Le cinéma a bénéficié d'une sollicitude renforcée : création du crédit d'impôt cinéma, abondement par le Centre national de la cinématographie des fonds régionaux de soutien à la production, amélioration du rendement de la taxation du DVD au profit du compte de soutien, défense auprès de la Commission européenne des spécificités de notre régime d'aide si nécessaire à la pérennité des industries du cinéma. Où voir alors la moindre trace de désengagement de l'Etat ? Ceux qui le dénoncent font de la politique de la pire façon. En appuyant de façon partisane leur propos sur un échafaudage de contrevérités, d'approximations et d'amalgames.
Ce sont également ces procédés qui caractérisent tristement la pétition présentée comme un appel contre la guerre à l'intelligence.
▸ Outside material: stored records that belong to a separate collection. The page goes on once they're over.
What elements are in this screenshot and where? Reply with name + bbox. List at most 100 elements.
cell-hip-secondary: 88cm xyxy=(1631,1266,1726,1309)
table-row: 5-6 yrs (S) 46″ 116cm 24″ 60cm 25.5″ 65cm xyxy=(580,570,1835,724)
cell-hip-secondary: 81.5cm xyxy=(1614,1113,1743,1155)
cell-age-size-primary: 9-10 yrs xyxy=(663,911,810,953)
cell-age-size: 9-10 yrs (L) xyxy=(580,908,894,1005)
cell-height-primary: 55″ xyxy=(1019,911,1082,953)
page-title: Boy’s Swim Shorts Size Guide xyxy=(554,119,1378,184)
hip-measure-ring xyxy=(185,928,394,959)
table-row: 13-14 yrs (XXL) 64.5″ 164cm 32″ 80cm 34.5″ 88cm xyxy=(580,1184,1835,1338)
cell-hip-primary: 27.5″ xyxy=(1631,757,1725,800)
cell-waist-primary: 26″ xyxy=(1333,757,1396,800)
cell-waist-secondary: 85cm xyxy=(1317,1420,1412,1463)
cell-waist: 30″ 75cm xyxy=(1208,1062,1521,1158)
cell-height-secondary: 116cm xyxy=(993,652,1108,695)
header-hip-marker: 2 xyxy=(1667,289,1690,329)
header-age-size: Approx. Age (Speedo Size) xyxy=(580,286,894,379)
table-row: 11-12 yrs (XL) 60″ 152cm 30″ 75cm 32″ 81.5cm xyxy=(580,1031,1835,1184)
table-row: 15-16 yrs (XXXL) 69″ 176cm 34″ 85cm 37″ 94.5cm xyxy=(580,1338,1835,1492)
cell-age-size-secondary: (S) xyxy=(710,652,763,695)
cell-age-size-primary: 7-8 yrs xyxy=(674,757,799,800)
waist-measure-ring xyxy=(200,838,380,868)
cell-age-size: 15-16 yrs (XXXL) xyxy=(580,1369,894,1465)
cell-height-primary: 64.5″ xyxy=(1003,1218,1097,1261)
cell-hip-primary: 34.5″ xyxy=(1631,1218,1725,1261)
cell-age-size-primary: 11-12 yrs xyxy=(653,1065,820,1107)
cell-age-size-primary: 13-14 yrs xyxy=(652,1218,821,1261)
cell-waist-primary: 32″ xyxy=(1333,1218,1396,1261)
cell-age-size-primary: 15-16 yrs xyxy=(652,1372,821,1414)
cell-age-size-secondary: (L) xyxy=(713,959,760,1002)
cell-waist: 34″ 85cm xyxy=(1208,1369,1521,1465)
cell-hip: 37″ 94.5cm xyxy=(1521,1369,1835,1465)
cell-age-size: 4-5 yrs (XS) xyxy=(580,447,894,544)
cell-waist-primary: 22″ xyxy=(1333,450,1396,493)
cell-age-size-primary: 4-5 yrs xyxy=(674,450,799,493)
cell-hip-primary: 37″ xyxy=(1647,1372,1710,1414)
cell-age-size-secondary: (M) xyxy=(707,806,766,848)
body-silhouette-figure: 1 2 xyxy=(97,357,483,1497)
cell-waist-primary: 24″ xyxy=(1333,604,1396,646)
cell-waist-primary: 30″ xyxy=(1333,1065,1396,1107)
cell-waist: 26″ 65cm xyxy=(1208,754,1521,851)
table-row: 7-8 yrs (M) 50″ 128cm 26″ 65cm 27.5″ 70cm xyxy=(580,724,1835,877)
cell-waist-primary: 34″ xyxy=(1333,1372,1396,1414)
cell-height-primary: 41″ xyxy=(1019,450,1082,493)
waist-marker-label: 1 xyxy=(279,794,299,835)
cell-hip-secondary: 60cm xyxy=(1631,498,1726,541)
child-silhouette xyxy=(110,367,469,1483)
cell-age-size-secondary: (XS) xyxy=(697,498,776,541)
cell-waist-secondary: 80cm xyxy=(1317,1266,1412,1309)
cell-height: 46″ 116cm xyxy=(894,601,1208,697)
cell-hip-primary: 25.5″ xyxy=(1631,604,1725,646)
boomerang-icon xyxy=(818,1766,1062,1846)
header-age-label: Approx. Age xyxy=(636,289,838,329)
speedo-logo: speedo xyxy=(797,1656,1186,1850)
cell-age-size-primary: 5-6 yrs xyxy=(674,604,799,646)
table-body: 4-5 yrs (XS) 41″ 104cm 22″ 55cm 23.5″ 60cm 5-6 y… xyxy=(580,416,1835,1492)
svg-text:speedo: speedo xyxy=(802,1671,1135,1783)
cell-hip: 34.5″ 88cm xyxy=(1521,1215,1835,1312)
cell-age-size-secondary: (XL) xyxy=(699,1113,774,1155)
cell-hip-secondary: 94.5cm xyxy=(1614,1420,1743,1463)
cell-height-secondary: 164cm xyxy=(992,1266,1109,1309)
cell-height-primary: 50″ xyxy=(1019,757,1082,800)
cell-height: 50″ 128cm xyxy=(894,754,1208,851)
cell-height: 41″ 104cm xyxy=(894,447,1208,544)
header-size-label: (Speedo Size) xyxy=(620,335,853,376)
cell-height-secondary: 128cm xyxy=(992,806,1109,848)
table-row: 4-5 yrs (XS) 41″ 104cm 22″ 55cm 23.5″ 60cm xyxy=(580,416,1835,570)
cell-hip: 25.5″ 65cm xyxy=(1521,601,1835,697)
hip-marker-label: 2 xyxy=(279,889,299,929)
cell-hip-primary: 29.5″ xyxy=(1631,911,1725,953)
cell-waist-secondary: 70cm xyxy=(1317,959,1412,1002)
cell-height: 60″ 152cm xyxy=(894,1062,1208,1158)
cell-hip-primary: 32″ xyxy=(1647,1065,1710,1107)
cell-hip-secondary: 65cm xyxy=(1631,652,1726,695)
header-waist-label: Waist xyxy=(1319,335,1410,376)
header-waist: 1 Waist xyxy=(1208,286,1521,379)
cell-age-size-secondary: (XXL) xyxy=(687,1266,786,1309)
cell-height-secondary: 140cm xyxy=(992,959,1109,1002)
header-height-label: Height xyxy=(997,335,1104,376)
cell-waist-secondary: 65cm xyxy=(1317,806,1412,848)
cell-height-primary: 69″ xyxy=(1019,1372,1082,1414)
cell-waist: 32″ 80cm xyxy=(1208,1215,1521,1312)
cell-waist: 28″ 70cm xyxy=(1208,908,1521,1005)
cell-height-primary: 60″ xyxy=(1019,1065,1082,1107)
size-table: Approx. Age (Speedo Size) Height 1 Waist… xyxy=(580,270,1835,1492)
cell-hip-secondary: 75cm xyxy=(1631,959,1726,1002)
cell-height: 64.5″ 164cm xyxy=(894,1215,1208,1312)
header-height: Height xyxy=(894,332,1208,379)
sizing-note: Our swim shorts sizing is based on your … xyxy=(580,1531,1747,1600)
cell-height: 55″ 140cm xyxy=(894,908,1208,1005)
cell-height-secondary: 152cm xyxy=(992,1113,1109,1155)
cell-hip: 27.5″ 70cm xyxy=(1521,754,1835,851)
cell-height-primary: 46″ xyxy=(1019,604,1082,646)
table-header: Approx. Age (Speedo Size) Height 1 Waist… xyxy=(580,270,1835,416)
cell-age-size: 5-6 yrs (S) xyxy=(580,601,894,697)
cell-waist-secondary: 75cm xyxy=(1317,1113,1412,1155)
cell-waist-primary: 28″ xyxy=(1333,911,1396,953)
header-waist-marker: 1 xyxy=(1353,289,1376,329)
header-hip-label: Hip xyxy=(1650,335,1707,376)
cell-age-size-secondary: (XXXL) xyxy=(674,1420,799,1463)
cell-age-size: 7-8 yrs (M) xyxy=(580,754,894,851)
La France était donc plongée dans une guerre implacable, terrifiante, et elle l'ignorait, sans doute par bêtise ! Quelle outrecuidance cette prétention à s'arroger le monopole de la défense de l'intelligence ! Quelle vulnérabilité, encore, à l'instrumentalisation politicienne que souligne si bien l'empressement des signataires, élus socialistes, verts, communistes ! Quel manque de rigueur, s'agissant de mettre avec artifice dans le même lot enseignants, archéologues, avocats, intermittents, chercheurs, psychanalystes..., pour tenter d'accréditer la thèse d'un complot de la droite contre l'intelligence !
Je dis aux signataires, parmi lesquels je vois des personnalités pour qui j'ai de l'estime, du respect, de l'amitié : attention ! Ceux qui sont porteurs d'une exigence intellectuelle plus aiguë ne doivent pas céder à la tentation de s'ériger en caste, en ordre au sens de l'Ancien Régime, un ordre du clergé en quelque sorte, avec ses privilèges de juridiction, ses bénéfices, sa domination intellectuelle, son intimité flatteuse avec le pouvoir.
Le propre de l'intelligence, c'est la liberté qu'elle donne au jugement. Ce n'est pas la recherche d'un enclos protégé.
L'intelligence, c'est l'audace, ce n'est pas le repli. C'est la réforme, c'est le mouvement, et non le conservatisme. La pire des choses qui pourrait guetter l'intelligence de ce pays, c'est de s'enfermer dans un immobilisme et un protectionnisme qui finiraient par l'engloutir.